The following Israeli companies with U.S. headquarters are among those attending the RSA Conference this year:
• Deep Instinct: Based in San Francisco, this is the first company to apply artificial intelligence’s deep learning to cybersecurity. Leveraging deep learning’s predictive capabilities, Deep Instinct’s on-device solution protects against zero-day threats and APT (advanced persistent threat) attacks with accuracy.
• Skycure: This Palo Alto-based company offers mobile security solutions that provide proactive protection and predictive intelligence to help organizations and their mobile users stay ahead of attackers anywhere in the world.

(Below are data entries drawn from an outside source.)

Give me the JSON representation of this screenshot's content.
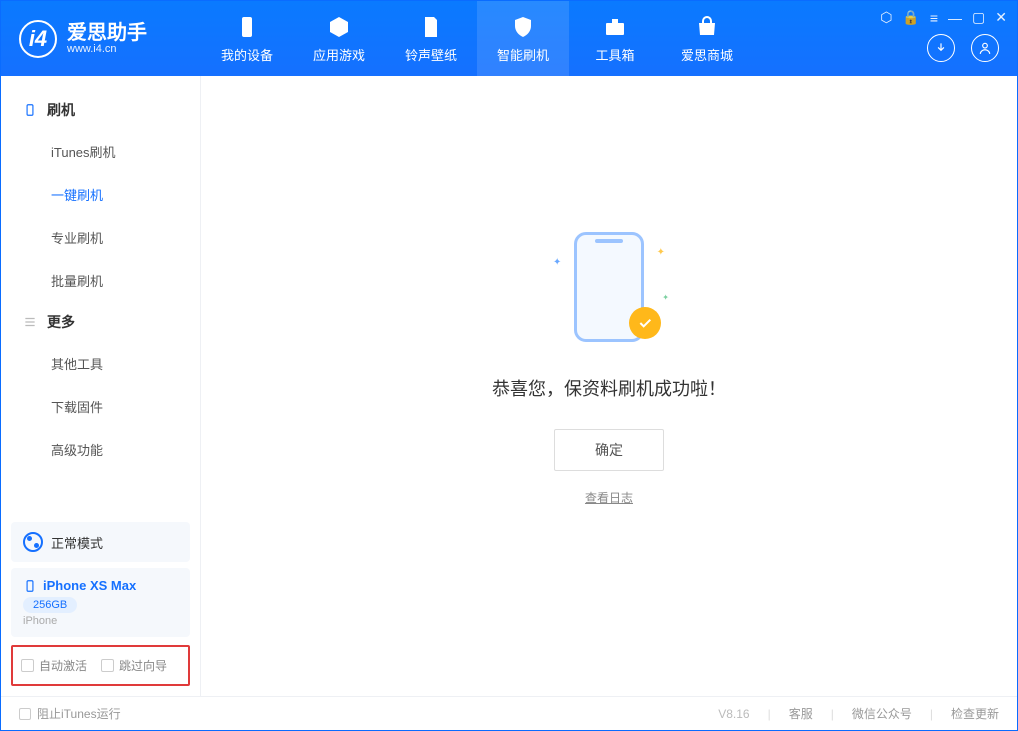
{
  "app": {
    "title": "爱思助手",
    "subtitle": "www.i4.cn"
  },
  "nav": {
    "items": [
      {
        "label": "我的设备"
      },
      {
        "label": "应用游戏"
      },
      {
        "label": "铃声壁纸"
      },
      {
        "label": "智能刷机"
      },
      {
        "label": "工具箱"
      },
      {
        "label": "爱思商城"
      }
    ]
  },
  "sidebar": {
    "group1": {
      "title": "刷机",
      "items": [
        "iTunes刷机",
        "一键刷机",
        "专业刷机",
        "批量刷机"
      ]
    },
    "group2": {
      "title": "更多",
      "items": [
        "其他工具",
        "下载固件",
        "高级功能"
      ]
    },
    "mode": "正常模式",
    "device": {
      "name": "iPhone XS Max",
      "storage": "256GB",
      "type": "iPhone"
    },
    "checks": {
      "auto_activate": "自动激活",
      "skip_guide": "跳过向导"
    }
  },
  "main": {
    "success": "恭喜您，保资料刷机成功啦！",
    "ok": "确定",
    "log": "查看日志"
  },
  "footer": {
    "block_itunes": "阻止iTunes运行",
    "version": "V8.16",
    "support": "客服",
    "wechat": "微信公众号",
    "update": "检查更新"
  }
}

• Comilion: This U.S.-based firm is the world’s first decentralized, cybersecurity collaboration platform enabling compliant, real-time cyberthreat information sharing and collaboration across enterprises.
Israel ranks second after the United States when it comes to the number of innovative solutions developed to deal with the growing threat and scope of cyberattacks. According to figures published by Israel’s National Cyber Bureau, Israeli cybersecurity exports totaled $3.5 billion in 2015, a 5 percent share of the estimated $75 billion global cybersecurity market. American multinationals continue to flock to Israel to establish cybersecurity R&D centers and shop for acquisitions. In the past year, Microsoft acquired two Israeli cybersecurity startups, Secure Islands and Palo Alto-headquartered Adallom, for an estimated combined total of over $400 million.
Startup of the month
SecBI is creator of the SOC Investigation Platform, a power tool for security analysts that converts masses of big data into actionable intelligence so you can investigate and mitigate attacks quickly and accurately. SecBI will also take part in the Israeli delegation to the RSA Conference.
Exit of the year
2015 was a record year for startup exits in Israel. So rather than focusing on an exit of the month, we will focus attention on the Israeli startup environment as a whole. According to Israeli research firm IVC, Israeli startup acquisitions totaled $9.02 billion in 2015. While the number of acquisitions went down slightly, there was a 16 percent increase in total value compared with 2014. The top three acquisitions alone, ranging from $500 million to over $1 billion, account for nearly a third of the annual total. Deals backed by venture capitalists were big winners, bringing in over $4 billion.
Gili Ovadia is the S.F.-based Israeli consul for economic affairs to the West Coast.